The funny thing is that we haven't figured out what to do about the old TV, so we are now not merely a four-TV family, but we have a two-TV living room. And in case you wanted a quick headcount, the residents here are (1) me, (2) Matt. In our defense, 1 TV is halfway dysfunctional and lives in the garage, 1 is our wee little kitchen TV, and 1 is the usurpee, probably fated to take up residence in the crawlspace under the stairs. Still. 4 TVs. 2 people. Livin' the Costco lifestyle, my friends.

For a truly immersive multimedia experience

Other Long-Term Projects

But what, you may be wondering, happened to the porch swing (meant to be our Valentine's Day present) How about those antique doors and knobs? The shade patio? The hedge of mutabilis roses to replace those scraggy abelia? The other hedge to hide Mr. Ugly Car and his opprobrious cohabitants? Quick summary:

(1) The bolts that I bought for reconstructing the porch glider are too short for the thicker pipes (part of the dismembered hurricane fencing from the back yard) that we're using to replace the rusty original supports. So I need to trek out to Austin Bolt Company, whom I utterly adore but whose hours of operation are problematically short, and exchange them. But the frame is rustoleumed and ready to go, and the new red oak slats are stained and varnished with 3 coats of spar urethane for protection.

(2) "Greg," the last of our new (old) doors is at Elgin Furniture Refinishers getting stripped. Next time we're in town during their operating hours (probably next Sat), we'll pick him up. We need to get in touch with Javier (the dude who built our lovely shelf/drawer unit in the study) to get his estimate for sizing and hanging them. I suspect that he's been hesitant to call us because it'll be a fair pfennig. Ouch.

(3) Re the shade patio (for latest pix, see "The Patio, & More Flower Pictures"), Mom & Dad very nicely gave us some ooftish for our 5th Anniversary (yesterday--Happy Anniversary to us!), which we will take to Lowe's to convert into metal edging. We'll install it around the current configuration of pavers, lift up the stones, and put down some sand. We may have enough from the old sandbox on the property, or we may have to buy a few bags. Then we'll reinstall the pavers and cap them off with a little cement.

(4) Re the mutabilis hedge (meant to stand at the head of the driveway and give our back yard a little privacy), well, the two roses we planted last year are doing nicely. But there's a huge gap in between them where we need to plant 3 more, so we'd be flattering it if we even described it as "spotty." The four abelias remain in their original locations for the time being. It would probably be foolish to move them this late in the year. We're going to plop them around the shade patio, but if a few croak, there are plenty of nicer shrubs we can substitute in (especially oak-leaf hydrangea and American beautyberry). Even so, I'd feel kind of slummy about killing all four. So the abelia relocation is postponed. But I'm willing to plant mutabilis as late as June of this year (it's that rugged), so we may at least get that part going soonish.

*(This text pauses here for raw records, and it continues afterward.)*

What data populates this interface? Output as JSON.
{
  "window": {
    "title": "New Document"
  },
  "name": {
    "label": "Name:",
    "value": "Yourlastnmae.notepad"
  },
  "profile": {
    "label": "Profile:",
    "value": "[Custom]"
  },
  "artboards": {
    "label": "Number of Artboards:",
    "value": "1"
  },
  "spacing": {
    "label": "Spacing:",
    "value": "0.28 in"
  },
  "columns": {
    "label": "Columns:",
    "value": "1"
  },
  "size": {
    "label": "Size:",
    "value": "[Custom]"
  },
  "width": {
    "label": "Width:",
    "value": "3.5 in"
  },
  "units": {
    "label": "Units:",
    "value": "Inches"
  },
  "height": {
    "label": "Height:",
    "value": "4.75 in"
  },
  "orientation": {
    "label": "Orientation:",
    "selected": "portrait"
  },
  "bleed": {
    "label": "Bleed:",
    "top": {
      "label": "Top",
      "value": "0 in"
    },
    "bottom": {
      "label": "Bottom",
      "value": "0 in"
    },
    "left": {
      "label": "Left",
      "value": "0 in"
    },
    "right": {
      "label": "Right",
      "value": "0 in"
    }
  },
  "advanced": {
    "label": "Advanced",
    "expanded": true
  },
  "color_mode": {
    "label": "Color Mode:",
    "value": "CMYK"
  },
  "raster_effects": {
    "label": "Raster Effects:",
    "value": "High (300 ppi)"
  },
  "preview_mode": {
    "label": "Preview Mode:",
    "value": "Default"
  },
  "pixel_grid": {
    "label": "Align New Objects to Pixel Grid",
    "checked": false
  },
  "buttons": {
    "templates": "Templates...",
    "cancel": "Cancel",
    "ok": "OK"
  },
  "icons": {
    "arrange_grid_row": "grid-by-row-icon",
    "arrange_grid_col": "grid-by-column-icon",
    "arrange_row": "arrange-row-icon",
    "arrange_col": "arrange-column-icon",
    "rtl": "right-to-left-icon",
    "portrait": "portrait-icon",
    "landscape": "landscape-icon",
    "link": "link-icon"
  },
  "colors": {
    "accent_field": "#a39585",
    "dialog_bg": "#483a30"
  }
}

(5) Mr. Ugly Car's hedge--Matt was given some second-hand primrose jasmine (Jasminum mesneyi), so we've planted a line of them inside our property line. They're puny now, but we plan to water and fertilize the bejeezus out of them, so hopefully they'll be quite sizable next year. Primrose jasmine makes a rather massive fountain of light-colored evergreen foliage. I don't actually think they are the absolute best choice in landscape design terms--they look too much like the grass below and the ash above in color and even leaf shape, and they don't have a lot of definition--but they smell delicious and they'll accomplish our primary goal. And they were free, which is one of my favorite adjectives ever.